Thursday, April 7, 2022

Something offbeat: subverting expectations

This is Joseph.

Back in the day, there was a lot of discussion about how shows like Game of Thrones felt refreshing because they subverted expectations. Part of this was a willingness to reject literary tropes like plot armor that allowed for important and beloved characters to die. But this technique is a masterclass one, and hard to get right. It requires foreshadowing so that the reader or watcher can look back, afterwards, and feel like the resolution was expected and they'd have guessed it if they'd paid closer attention.

A good example is the Mountain and the Viper. Part of what makes the ending (spoilers for a 8 year old show follow) work is that it is so carefully set up. Bronn actually goes through, beat by beat, the way that one could win and the vulnerability to one mistake. The Viper uses an innovative method of attack that makes sense as being high risk, high reward. Tyrion even comments on the lack of a helmet, which ends up making a big difference in the event. The flaws that cause the Viper to lose are set up for many episodes and are the reason he volunteered for the fight. We end up with conflicting expectations: it is possible that the Viper could win (and he comes close) but it is clear from the beginning that the actual outcome is the most likely.

Clever foreshadowing of how it could all fall apart makes the twist make sense. We know the stakes and it is made clear how this could all come together. 

Now consider how different the killing of the Night King is. The foreshadowing is weak and the early part of the episode shows Arya struggling to hide from Zombies, who are hyper-aware. So when she ends up sneaking past a horde there is no real foreshadowing for what is about to happen. It's actually worse -- previously when a character got themselves in a deadly situation, adversaries did not suddenly get slow or incompetent unless that was also set up. 

A tragedy is made good by the failure of the protagonist to overcome known flaws (Hamlet's lack of decisiveness, for example, leads to disaster). By highlighting these personality traits, it makes sense when they end up coming back to haunt the character. 
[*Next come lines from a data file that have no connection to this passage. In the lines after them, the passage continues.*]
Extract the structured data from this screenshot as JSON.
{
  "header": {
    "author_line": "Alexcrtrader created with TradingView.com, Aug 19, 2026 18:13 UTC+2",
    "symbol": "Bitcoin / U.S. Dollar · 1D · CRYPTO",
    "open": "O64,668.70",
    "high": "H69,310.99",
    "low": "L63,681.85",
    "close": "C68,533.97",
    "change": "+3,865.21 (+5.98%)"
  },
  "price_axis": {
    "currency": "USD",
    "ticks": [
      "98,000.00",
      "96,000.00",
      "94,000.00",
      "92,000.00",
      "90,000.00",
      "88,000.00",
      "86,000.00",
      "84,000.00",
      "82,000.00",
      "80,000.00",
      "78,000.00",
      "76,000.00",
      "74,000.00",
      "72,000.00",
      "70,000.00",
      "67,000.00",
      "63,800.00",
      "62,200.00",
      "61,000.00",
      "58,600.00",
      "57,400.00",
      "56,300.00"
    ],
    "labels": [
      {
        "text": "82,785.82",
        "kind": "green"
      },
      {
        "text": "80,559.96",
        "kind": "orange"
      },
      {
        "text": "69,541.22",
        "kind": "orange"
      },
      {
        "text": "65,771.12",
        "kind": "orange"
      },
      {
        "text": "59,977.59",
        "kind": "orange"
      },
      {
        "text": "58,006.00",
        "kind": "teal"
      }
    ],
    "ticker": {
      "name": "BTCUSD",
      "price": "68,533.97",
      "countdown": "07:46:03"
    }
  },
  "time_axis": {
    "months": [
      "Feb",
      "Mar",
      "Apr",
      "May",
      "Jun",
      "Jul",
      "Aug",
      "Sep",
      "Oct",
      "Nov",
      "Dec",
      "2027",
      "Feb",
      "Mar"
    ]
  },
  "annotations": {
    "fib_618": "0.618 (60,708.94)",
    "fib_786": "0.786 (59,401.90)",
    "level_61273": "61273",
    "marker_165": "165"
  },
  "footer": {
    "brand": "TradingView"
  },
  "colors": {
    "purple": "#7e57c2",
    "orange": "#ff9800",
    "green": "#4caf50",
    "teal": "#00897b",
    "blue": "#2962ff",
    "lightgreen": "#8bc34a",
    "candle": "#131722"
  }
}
This also works the same way for clever victories. They need to be set up in a way that we can all revel in the cleverness of the character. A pretty decent example is Die Hard, where the character is trying to alert authorities to the presence of terrorists. The blocks set up by the antagonists show them as competent and the final solution is precisely telegraphed by previous efforts by the protagonist. It feels earned. 

But the worst way of subverting expectations is to just do something unexpected because it contradicts the previous evidence and character development. There was a comic Armageddon 2001 where the ending was leaked. So they switched the character who was the secret villain. To one of the only characters seen alive in the future and fighting the villain. We even see that over a multitude of futures that this character fights the secret antagonist but never becomes them. They created surprise, because one of the only 2 characters actually ruled out by the investigation as definitely not the secret villain was the secret villain. Yes, we were surprised. No, it was not a good surprise.

I think that the key to this sort of "bait and switch" is to make conflicting promises. By following a trope you induce expectations in the reader. But by clever foreshadowing and a set of different promises (e.g., we are going to be realistic even when it hurts) then you end up with the reader being both surprised but accepting that the switch was done well. 

Surprise is easy. Smart surprise in storytelling is very hard and it is often better to just be conventional then to be simply bad.